Titre: Brigade des mineurs
Auteurs: Raynal Pellicer/ Titwane
Editions: La Martinière
Date de parution: 2017
Je fais ma rentrée avec une bande-dessinée. Je sors donc de dans ma zone de confort et de mon domaine d’expertise. Soyez donc indulgents et suivez-moi dans ma découverte de la bd.
Je vous présente donc aujourd’hui Brigade des mineurs de Raynal Pellicer et Titwane. J’ai acheté cette bande-dessinée au festival Les Courants à Saint-Ouen-les-vignes au mois de juin. On pouvait rencontrer Titwane pour une dédicace. J’avais découvert son travail et celui de Raynal Pellicer dans un numéro de La Revue dessinée où un article dessiné abordait les attentats de Charlie Hebdo. J’avais été bluffée par les dessins et la netteté des propos.
Pour réaliser ce récit dessiné, Raynal Pellicer, réalisateur de documentaires et écrivain, a passé deux mois en immersion dans les bureaux de la BPM et Titwane une semaine.

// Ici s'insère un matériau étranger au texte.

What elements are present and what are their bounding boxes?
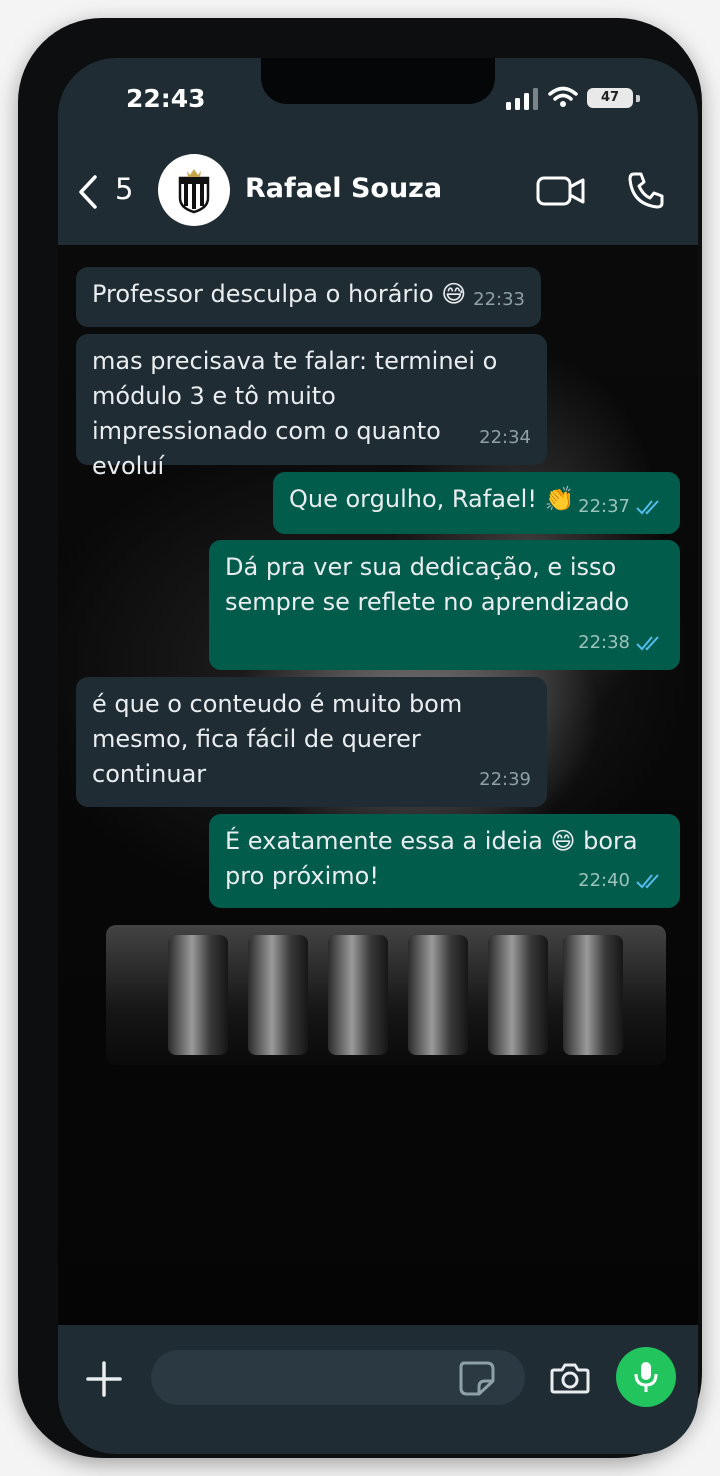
message-incoming[interactable]: Professor desculpa o horário 😅 22:33	[76, 267, 541, 327]
message-meta: 22:40	[578, 863, 664, 898]
double-check-icon	[636, 874, 659, 889]
message-incoming[interactable]: é que o conteudo é muito bom mesmo, fica…	[76, 677, 547, 807]
phone-frame: 22:43 47 5 Rafael Souza Professor descul…	[18, 18, 702, 1458]
message-time: 22:34	[479, 427, 531, 448]
wallpaper-saddle	[168, 935, 228, 1055]
chat-header: 22:43 47 5 Rafael Souza	[58, 58, 698, 245]
message-text: Dá pra ver sua dedicação, e isso sempre …	[225, 553, 630, 616]
message-incoming[interactable]: mas precisava te falar: terminei o módul…	[76, 334, 547, 480]
message-outgoing[interactable]: Que orgulho, Rafael! 👏 22:37	[273, 472, 680, 534]
avatar[interactable]	[158, 154, 230, 226]
message-outgoing[interactable]: Dá pra ver sua dedicação, e isso sempre …	[209, 540, 680, 670]
screen: 22:43 47 5 Rafael Souza Professor descul…	[58, 58, 698, 1454]
video-call-icon[interactable]	[536, 175, 586, 207]
status-time: 22:43	[126, 84, 206, 113]
message-text: é que o conteudo é muito bom mesmo, fica…	[92, 690, 463, 788]
wallpaper-saddle	[408, 935, 468, 1055]
wallpaper-saddle	[328, 935, 388, 1055]
camera-icon[interactable]	[550, 1362, 590, 1394]
back-chevron-icon[interactable]	[76, 174, 100, 210]
wallpaper-saddle	[248, 935, 308, 1055]
message-input[interactable]	[151, 1350, 525, 1405]
sticker-icon[interactable]	[457, 1359, 497, 1397]
message-meta: 22:37	[578, 489, 664, 524]
unread-count[interactable]: 5	[115, 172, 133, 206]
message-time: 22:38	[578, 632, 630, 653]
clapping-hands-emoji: 👏	[544, 485, 575, 513]
microphone-button[interactable]	[616, 1347, 676, 1407]
phone-call-icon[interactable]	[626, 170, 666, 210]
wifi-icon	[548, 86, 578, 107]
message-time: 22:40	[578, 870, 630, 891]
battery-indicator: 47	[587, 88, 633, 108]
message-meta: 22:38	[578, 625, 664, 660]
message-text: Professor desculpa o horário 😅	[92, 280, 467, 308]
composer-bar	[58, 1325, 698, 1454]
contact-name[interactable]: Rafael Souza	[245, 173, 442, 204]
plus-icon[interactable]	[86, 1361, 122, 1397]
double-check-icon	[636, 636, 659, 651]
message-time: 22:37	[578, 496, 630, 517]
message-time: 22:33	[473, 289, 525, 310]
message-time: 22:39	[479, 769, 531, 790]
team-crest-icon	[178, 169, 210, 214]
wallpaper-saddle	[488, 935, 548, 1055]
message-text: Que orgulho, Rafael! 👏	[289, 485, 575, 513]
message-text: mas precisava te falar: terminei o módul…	[92, 347, 498, 480]
double-check-icon	[636, 500, 659, 515]
notch	[261, 58, 495, 104]
sweat-smile-emoji: 😅	[441, 280, 467, 308]
battery-cap	[636, 95, 640, 102]
signal-icon	[506, 88, 538, 110]
microphone-icon	[634, 1362, 658, 1392]
wallpaper-saddle	[563, 935, 623, 1055]
message-outgoing[interactable]: É exatamente essa a ideia 😄 bora pro pró…	[209, 814, 680, 908]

Titwane, qui fait partie de l’atelier Cachalot à Tours, s’est appuyé sur les photos et le récit de Raynal Pellicer. Pourtant, le récit ne semble écrit par deux personnes différentes. On a plutôt l’impression qu’il s’agit du carnet de notes illustrés d’un seul individu. En fait, cet effet d’unité est créé par la police d’écriture qui reproduit l’écriture manuscrite de Titwane.

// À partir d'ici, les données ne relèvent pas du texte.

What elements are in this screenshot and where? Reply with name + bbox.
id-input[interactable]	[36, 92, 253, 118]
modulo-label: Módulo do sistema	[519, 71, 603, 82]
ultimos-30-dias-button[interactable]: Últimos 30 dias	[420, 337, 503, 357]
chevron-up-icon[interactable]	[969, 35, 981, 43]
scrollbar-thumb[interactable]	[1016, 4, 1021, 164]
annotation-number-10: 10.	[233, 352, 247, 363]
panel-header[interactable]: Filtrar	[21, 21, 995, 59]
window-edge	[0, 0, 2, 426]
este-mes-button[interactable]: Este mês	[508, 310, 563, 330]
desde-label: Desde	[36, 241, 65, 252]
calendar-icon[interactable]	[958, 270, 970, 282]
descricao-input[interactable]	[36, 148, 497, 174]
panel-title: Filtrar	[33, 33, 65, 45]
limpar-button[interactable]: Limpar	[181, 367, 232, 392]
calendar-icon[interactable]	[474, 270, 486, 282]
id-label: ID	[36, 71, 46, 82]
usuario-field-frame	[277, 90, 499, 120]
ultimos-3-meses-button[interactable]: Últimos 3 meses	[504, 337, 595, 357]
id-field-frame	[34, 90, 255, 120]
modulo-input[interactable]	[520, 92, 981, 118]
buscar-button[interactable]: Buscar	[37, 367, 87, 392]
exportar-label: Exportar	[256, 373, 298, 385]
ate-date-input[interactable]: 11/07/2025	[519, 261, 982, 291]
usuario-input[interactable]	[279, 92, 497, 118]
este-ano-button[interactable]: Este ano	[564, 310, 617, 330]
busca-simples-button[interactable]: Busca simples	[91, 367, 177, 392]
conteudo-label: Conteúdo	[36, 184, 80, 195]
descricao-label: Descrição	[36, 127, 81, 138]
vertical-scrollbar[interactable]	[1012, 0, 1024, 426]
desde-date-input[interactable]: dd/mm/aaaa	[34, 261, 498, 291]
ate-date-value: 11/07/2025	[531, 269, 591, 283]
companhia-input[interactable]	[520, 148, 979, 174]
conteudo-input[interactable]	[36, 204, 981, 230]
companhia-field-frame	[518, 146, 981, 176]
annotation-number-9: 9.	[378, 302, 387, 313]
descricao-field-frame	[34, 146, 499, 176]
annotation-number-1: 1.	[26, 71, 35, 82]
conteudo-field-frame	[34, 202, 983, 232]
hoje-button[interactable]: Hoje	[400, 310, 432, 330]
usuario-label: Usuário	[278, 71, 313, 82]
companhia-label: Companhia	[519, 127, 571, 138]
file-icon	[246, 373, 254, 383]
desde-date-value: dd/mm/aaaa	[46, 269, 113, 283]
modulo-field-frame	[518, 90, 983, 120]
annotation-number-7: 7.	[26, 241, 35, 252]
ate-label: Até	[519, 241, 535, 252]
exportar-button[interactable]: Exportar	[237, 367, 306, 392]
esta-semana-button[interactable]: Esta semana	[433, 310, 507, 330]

Cette bande-dessinée nous présente la Brigade de Protection des mineurs, une brigade spécialisée de la police judiciaire de Paris, qui compte 80 fonctionnaires et qui fonctionne 7jours/7 et 24h/24. Elle s’organise en deux sections : la section intrafamiliale qui gère les affaires internes aux familles et la section opérationnelle qui s’occupe des affaires dont on ne connaît pas l’auteur. Si les auteurs se sont intéressés à cette brigade c’était pour le terme de protection qui apparaît dans le nom mais bien vite on les rappelle à l’ordre : « Nous ne sommes pas une brigade de protection ! Nous sommes une brigade de REPRESSION contre ceux qui font du mal aux enfants » et « Si c’est pour faire pleurer la ménagère, édulcorer notre quotidien ou nous servir un truc larmoyant de plus, c’est pas la peine ! ». Ok, on est prévenu et je peux vous assurer qu’on n’est pas épargné : prostitution de jeunes adolescentes, proxénétisme, traite des êtres humains, fugue, bébés secoués, attouchements, viol, prédateurs sur internet… Le récit alterne affaires suivies et portraits de membres de la brigade. 200 pages d’une plongée dans l’intime et le sordide.

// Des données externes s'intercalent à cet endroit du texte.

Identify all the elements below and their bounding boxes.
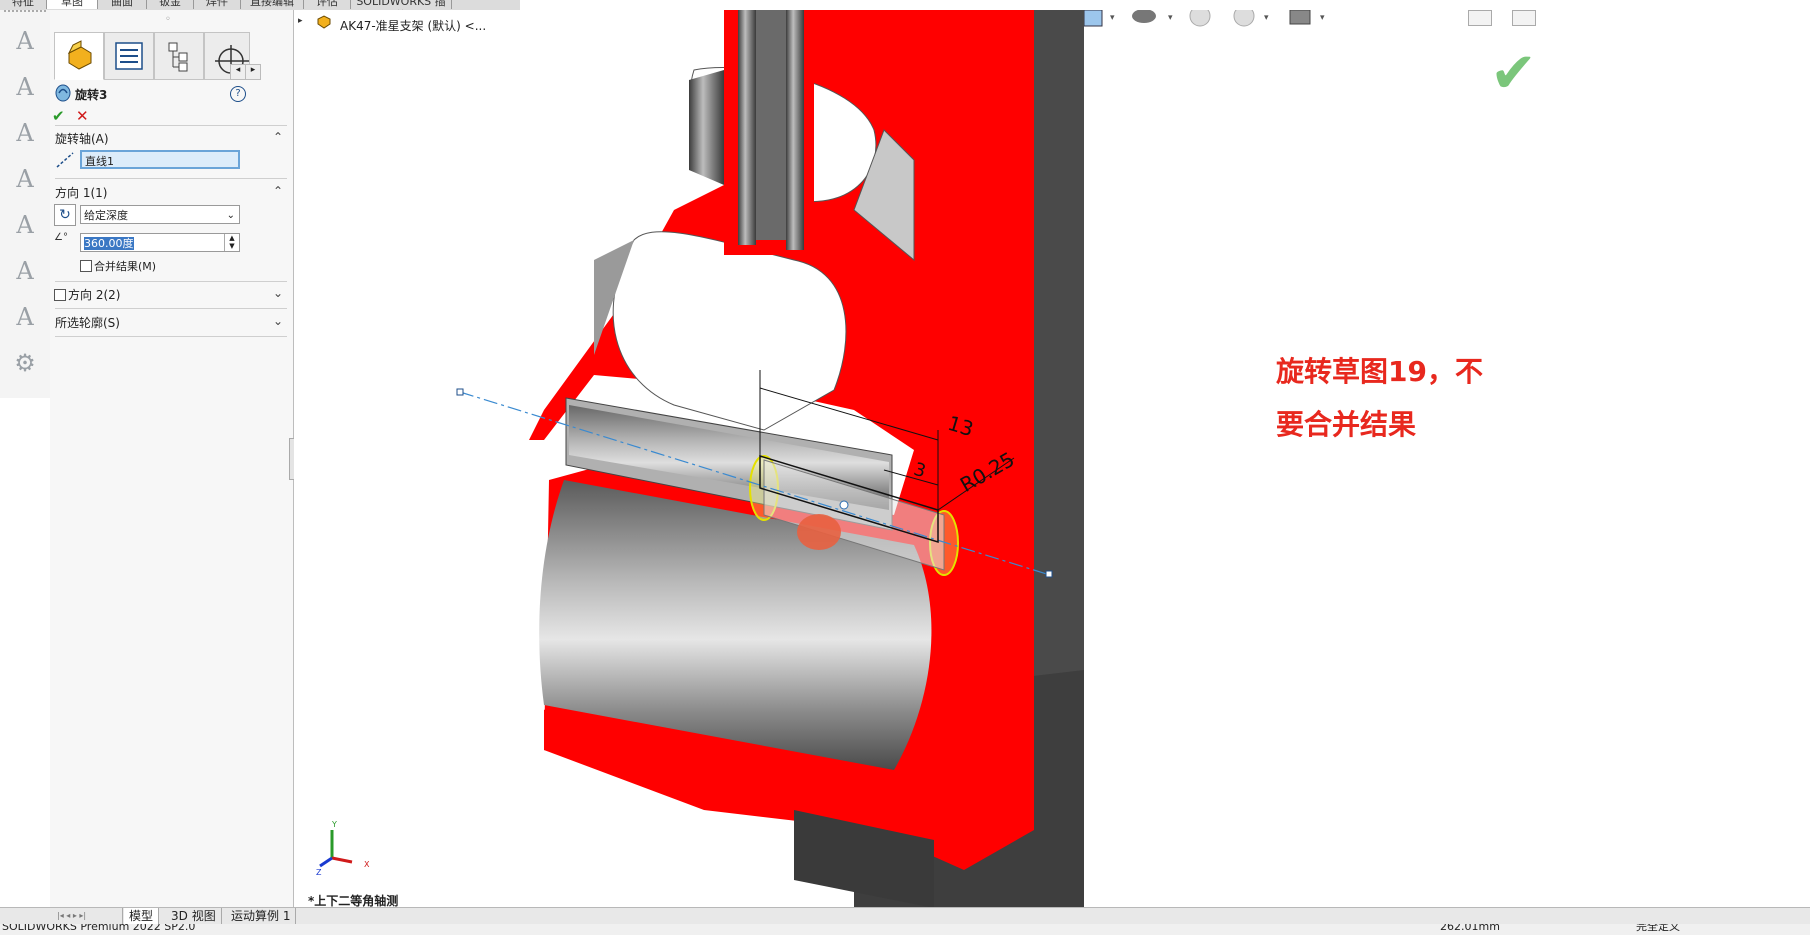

J’ai été frappée par la précision du récit et l’absence de l’aspect pathétique dans lequel on aurait pu tomber. Le reportage n’est pas pour autant neutre mais il s’efforce de ne pas juger. Malgré l’horreur de certains faits, malgré le malaise engendré par certaines situations, je ne me suis jamais sentie dégoûtée ou en colère, grâce à cette écriture nette et factuelle. Par contre, on ne ressort indemne de cette confrontation avec les monstres tapis en l’homme.
Le récit s’efforce de montrer objectivement la réalité du terrain : les affaires de durée et de difficulté variées s’enchaînent à un rythme effréné. La brigade gère 1600 affaires par an. « On n’est pas à la Crim’ ! » comme dirait le commissaire Dyevre. La force du récit réside dans la capture des tics de langage, dans les attitudes des corps, dans le détails du claquement de la tuyauterie du chauffage. Le récit et les illustrations remplacent le micro et la vidéo de sorte que le lecteur est aux côtés de ces policiers, dans l’étroitesse des locaux, avec les victimes et avec les criminels.
Et que dire des dessins ! Titwane emploie plusieurs techniques mais l’aquarelle revient le plus souvent. Cela donne un effet « pris sur le vif » mais en même temps la ligne noire offre une précision quasi photographique qui ajoute à l’écriture réaliste du récit. La mise en page qui semble déstructurée et naturelle ajoute à cette impression de croquis. Certaines planches, en particulier des plans sur l’architecture de Paris, sont à couper le souffle. Quand on re-feuillette l’album après lecture, on prend plaisir à admirer les dessins mais on n’a pas vraiment envie de replonger dans les affaires de la brigade. Cela procure une sensation très étrange qui renforce l’impact de ce récit graphique.